Bu tarihi ziyaret daha şimdiden iki ülke arasındaki güvenlik, terörle mücadele, siyasi ve ekonomik ilişkiler de çok önemli gelişmeler yaşanacağının müjdesini veriyordu. Bilindiği gibi komşu ülkelerimiz olan Irak ve İran PKK’yı terör örgütü olarak ilan etmemişlerdi. Bu ziyaret neticesinde bu konuda da olumlu sonuçlar çıkacak olması her iki ülkenin lehine olacaktı. Bilhassa önümüzdeki dönemde bölgede PKK’ya yönelik operasyonların Bağdat, Erbil ve Haşdi Şabi işbirliği ile yapılacak olması PKK/PYD’ye destek ver ABD ve müttefiklerini bir hayli şaşırtacaktı! Irak’ın terörle mücadele konusunda Türkiye’ye destek vereceğini açıklaması geleceğe yönelik yönündeki umutları artırmıştı. Daha açıkçası, Türkiye Irak’a yapacağı ziyaretin önemli sebepler arasında PKK terör örgütüne karşı ortak hareket etme planı yatmaktaydı. Yani, terörle mücadelede ortak harekat merkezi kurmak… 30-40 km derinlikte üs bölgesi kurulması… Hakurk, Metina, ZAp ve Gara’nın güvenli bölgeler haline getirilmesi… PKK ve YPG’nin etkinliğinin azaltılması konusunda somut adımlar atılması…
Maalesef PKK’nın Suriye kolu YPG’nin sözde elebaşı Salih Müslüm bütün bu gelişmelerden son derece rahatsız oldu ve KDP’yi yanına alarak YNK’yi tehdit etmeye başladı. Şayet onlar da kabul ederse Beşûr’un elden gideceği telaşı ve korkusu başladı. Türkiye’nin sadece dağlarda değil düzlük alanlarda da 100 civarında askeri üssü olduğunu belirterek Erbil’i de ele geçirdiğine değindi. Ve Türkiye’yi buralardan kimsenin çıkaramayacağını ifade etti…

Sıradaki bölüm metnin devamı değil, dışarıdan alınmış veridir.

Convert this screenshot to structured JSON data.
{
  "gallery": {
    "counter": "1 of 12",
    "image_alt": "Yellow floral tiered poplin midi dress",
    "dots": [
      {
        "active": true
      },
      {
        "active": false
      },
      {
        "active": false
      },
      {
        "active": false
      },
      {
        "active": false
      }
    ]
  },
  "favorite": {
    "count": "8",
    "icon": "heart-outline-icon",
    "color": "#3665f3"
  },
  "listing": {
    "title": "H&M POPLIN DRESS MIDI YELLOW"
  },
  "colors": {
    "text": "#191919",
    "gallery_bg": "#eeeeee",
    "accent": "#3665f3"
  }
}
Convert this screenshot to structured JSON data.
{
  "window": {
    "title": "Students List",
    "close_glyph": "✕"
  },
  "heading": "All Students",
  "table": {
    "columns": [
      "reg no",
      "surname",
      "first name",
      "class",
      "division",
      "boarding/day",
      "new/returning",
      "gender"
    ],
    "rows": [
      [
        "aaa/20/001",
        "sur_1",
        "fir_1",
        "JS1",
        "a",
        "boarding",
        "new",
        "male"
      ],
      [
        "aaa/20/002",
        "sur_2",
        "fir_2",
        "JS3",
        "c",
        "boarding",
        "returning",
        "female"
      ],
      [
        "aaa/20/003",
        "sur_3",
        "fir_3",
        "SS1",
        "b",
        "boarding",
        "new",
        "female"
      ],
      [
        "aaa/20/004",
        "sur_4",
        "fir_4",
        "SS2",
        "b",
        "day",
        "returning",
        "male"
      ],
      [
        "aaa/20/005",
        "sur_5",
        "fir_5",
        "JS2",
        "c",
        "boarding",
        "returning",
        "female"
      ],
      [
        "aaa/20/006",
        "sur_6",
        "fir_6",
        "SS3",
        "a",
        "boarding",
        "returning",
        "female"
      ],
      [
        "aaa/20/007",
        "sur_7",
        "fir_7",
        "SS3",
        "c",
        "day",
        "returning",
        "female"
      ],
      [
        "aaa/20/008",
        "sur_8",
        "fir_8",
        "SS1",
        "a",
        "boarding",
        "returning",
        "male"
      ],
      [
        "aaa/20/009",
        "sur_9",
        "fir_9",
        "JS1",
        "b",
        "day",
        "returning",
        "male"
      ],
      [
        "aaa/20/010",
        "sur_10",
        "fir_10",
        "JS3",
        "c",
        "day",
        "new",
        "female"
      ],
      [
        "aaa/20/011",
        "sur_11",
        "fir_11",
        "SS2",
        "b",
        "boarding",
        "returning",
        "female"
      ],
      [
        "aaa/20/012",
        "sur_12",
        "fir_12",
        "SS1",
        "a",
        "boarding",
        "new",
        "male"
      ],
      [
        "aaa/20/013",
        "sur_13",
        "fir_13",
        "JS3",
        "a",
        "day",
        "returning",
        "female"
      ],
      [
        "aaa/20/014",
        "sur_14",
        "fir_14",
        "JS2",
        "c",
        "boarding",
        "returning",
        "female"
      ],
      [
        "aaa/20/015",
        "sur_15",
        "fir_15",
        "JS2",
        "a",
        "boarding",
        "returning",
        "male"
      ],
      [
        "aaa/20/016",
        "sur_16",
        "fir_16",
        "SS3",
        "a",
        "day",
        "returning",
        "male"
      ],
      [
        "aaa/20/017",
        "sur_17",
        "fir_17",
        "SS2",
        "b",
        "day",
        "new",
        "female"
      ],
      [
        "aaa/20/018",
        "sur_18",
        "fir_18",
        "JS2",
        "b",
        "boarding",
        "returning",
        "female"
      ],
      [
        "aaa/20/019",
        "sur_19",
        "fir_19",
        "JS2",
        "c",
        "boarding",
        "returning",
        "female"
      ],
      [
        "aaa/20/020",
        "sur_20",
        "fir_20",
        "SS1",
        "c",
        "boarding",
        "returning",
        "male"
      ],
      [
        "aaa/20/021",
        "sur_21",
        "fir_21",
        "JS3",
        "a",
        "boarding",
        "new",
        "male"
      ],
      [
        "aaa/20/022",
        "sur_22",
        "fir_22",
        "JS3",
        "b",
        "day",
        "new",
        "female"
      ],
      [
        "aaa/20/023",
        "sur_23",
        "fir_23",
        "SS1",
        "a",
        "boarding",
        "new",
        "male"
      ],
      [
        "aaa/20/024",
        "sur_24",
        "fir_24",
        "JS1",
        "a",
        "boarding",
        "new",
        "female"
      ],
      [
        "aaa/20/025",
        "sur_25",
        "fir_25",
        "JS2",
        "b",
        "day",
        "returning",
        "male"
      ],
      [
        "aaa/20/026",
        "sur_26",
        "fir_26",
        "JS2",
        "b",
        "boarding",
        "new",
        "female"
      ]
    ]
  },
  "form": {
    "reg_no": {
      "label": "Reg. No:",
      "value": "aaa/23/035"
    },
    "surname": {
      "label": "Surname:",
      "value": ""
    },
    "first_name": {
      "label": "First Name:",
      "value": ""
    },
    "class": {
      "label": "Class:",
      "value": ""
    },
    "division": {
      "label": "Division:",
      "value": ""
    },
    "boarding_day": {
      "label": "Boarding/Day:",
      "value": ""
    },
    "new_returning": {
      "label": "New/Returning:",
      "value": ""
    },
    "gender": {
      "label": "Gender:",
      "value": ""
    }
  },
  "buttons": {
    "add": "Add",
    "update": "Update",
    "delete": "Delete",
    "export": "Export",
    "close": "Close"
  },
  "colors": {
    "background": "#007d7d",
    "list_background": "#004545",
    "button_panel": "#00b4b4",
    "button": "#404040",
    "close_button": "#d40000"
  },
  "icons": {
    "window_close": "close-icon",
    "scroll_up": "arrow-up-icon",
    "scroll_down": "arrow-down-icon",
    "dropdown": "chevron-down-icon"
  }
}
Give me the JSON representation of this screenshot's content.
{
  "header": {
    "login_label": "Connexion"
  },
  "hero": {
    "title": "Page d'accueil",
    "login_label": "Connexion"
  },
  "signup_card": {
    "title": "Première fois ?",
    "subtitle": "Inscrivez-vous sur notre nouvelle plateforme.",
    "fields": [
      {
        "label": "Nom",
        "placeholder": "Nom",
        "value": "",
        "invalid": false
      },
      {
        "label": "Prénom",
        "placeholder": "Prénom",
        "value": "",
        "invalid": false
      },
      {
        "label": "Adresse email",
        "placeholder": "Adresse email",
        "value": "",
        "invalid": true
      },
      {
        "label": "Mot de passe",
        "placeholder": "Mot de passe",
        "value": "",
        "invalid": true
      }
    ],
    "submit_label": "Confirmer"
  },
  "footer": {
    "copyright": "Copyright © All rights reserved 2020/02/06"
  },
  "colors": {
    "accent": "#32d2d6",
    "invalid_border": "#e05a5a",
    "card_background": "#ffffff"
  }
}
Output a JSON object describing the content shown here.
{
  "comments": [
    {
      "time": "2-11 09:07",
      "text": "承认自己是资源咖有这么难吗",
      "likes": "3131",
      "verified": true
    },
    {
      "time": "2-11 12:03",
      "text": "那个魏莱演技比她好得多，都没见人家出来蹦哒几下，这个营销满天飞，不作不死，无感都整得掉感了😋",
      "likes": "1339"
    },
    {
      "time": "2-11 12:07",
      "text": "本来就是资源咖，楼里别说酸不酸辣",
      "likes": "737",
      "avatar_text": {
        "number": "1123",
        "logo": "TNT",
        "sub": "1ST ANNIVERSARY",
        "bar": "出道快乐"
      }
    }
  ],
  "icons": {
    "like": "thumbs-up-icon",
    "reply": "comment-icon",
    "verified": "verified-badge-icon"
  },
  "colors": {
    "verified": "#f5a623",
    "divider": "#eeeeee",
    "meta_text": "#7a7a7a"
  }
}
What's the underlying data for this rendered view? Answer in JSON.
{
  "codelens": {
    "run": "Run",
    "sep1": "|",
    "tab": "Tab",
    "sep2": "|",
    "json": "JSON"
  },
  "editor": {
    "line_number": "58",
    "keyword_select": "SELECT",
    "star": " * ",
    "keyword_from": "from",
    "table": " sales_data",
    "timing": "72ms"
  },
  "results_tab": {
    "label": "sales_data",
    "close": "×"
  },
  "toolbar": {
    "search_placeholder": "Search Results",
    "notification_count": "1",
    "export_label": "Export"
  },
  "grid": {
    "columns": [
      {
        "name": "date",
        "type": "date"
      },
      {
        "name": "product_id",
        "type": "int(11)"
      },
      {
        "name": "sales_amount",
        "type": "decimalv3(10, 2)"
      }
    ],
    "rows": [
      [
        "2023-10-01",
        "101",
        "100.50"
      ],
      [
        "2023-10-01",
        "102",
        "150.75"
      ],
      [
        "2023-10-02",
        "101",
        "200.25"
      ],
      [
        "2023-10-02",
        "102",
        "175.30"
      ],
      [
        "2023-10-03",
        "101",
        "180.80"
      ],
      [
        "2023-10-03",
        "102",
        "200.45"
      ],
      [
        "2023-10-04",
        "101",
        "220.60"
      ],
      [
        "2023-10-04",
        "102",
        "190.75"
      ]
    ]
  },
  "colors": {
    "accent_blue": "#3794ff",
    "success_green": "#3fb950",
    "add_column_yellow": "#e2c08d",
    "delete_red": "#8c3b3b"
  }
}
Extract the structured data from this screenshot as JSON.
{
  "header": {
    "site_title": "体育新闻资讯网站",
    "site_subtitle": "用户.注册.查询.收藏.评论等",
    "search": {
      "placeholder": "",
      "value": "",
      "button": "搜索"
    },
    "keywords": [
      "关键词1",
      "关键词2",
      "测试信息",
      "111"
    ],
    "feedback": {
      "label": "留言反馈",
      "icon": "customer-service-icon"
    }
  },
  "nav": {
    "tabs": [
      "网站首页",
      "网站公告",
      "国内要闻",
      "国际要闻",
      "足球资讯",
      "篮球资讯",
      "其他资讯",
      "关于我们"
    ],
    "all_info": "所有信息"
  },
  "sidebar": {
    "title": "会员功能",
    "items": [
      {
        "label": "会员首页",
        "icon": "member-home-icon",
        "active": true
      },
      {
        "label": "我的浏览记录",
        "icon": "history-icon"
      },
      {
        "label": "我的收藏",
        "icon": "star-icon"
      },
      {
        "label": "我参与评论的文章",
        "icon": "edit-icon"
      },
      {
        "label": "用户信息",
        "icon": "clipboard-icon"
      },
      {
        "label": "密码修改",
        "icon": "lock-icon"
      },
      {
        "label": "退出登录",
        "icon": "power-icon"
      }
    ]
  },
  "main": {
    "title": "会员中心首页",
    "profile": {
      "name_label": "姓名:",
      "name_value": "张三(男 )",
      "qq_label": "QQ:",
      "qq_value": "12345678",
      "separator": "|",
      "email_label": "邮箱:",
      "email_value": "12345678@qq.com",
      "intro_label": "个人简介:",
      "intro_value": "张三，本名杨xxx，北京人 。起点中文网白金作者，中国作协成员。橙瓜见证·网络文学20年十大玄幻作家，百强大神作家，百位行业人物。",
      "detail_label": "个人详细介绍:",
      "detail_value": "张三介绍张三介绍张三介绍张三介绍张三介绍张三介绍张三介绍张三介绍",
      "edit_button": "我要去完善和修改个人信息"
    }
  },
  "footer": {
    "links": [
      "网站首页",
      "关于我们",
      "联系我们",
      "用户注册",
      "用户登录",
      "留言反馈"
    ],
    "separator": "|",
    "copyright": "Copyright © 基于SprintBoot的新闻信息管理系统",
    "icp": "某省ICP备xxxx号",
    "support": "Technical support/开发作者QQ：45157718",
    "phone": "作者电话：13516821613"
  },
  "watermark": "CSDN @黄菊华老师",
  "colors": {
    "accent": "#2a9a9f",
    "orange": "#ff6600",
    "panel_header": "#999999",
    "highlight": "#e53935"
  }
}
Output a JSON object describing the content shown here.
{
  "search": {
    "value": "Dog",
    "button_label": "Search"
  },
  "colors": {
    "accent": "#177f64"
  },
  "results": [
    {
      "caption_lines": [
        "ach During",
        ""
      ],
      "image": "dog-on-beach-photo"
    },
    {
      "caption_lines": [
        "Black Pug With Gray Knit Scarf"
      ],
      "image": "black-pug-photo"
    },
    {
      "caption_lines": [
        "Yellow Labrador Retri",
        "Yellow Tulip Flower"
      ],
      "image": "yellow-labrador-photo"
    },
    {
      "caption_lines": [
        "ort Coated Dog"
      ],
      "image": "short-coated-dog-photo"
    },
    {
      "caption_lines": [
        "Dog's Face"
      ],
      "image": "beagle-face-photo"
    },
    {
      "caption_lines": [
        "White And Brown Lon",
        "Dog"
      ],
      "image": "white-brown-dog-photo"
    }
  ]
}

Görüldüğü gibi Türkiye’nin Irak’a yapmış olduğu bu ziyaret, terör örgütü PKK’nın Suriye Kolu YPG üzerinde büyük bir korku ve paniğe yol açtı. O yüzden Salih Müslüm feryat etmeye başladı. Elbet ki asıl korku (çok yakında) ABD ve müttefiklerinde de belirgin bir şekilde zuhur edecek! O yüzden de daha şimdiden Türkiye-Irak ilişkilerini baltalamaya çalışacaklar. Kalkınma Yolu Planı projesi ortağı olan iki ülkeyi (Katar ve BAE) abluka altına alarak ya tehdit edecekler ya da aba altından sapa göstererek etkilemeye çalışacaklar. Ya da Irak’tan pırı-pırtılarını alıp defolup gidecekler. Çünkü geriye başka da bir yol kalmıyordu.
Cumhurbaşkanı Erdoğan beraberindeki heyet Erbil’i de ziyaret ederek Irak Kürdistan Bölgesi Yönetimi ile önemli görüşmeler yaptı. Türkiye’nin Irak Kürdistan Bölgesi Yönetimi ile de görüşmesi neticesinde önemli stratejik anlaşmaların altına imzalar atıldı. Cumhurbaşkanı Erdoğan Erbil’de, IKBY Başkanı Neçirvan Barzani ile biraraya gelerek ortak sorunların giderilmesi konusu üzerinde durdular. Cumhurbaşkanı Erdoğan Erbil yönetimine PKK ile mücadele de desteğini daha da artırması talebinde bulundu. Türkiye, Irak merkezi yönetimi ile yapmış olduğu görüşmelerdeki talepleri gibi gibi başta Türkiye’nin Irak Kürdistan Yönetimi’nden PKK ile mücadelede beklentileri dile getirildi. Sonra da Irak’ın terörden arındırılması, bölgesel ve küresel sorunlar ve terörle mücadele, Bağdat ile Erbil yönetimi arasındaki ilişkilerin rayına girmesi, Türkmenlerin istikrarı, doğal hakları ve Müslüman ülkelerin birlikte hareket etmeleri tartışıldı. Ayrıca Gazze’deki İsrail zulmünü durdurmak için ortak hareket etmeleri konusu ile birlikte iklim değişikliği ve su krizi üzerinde yoğun bir şekilde duruldu.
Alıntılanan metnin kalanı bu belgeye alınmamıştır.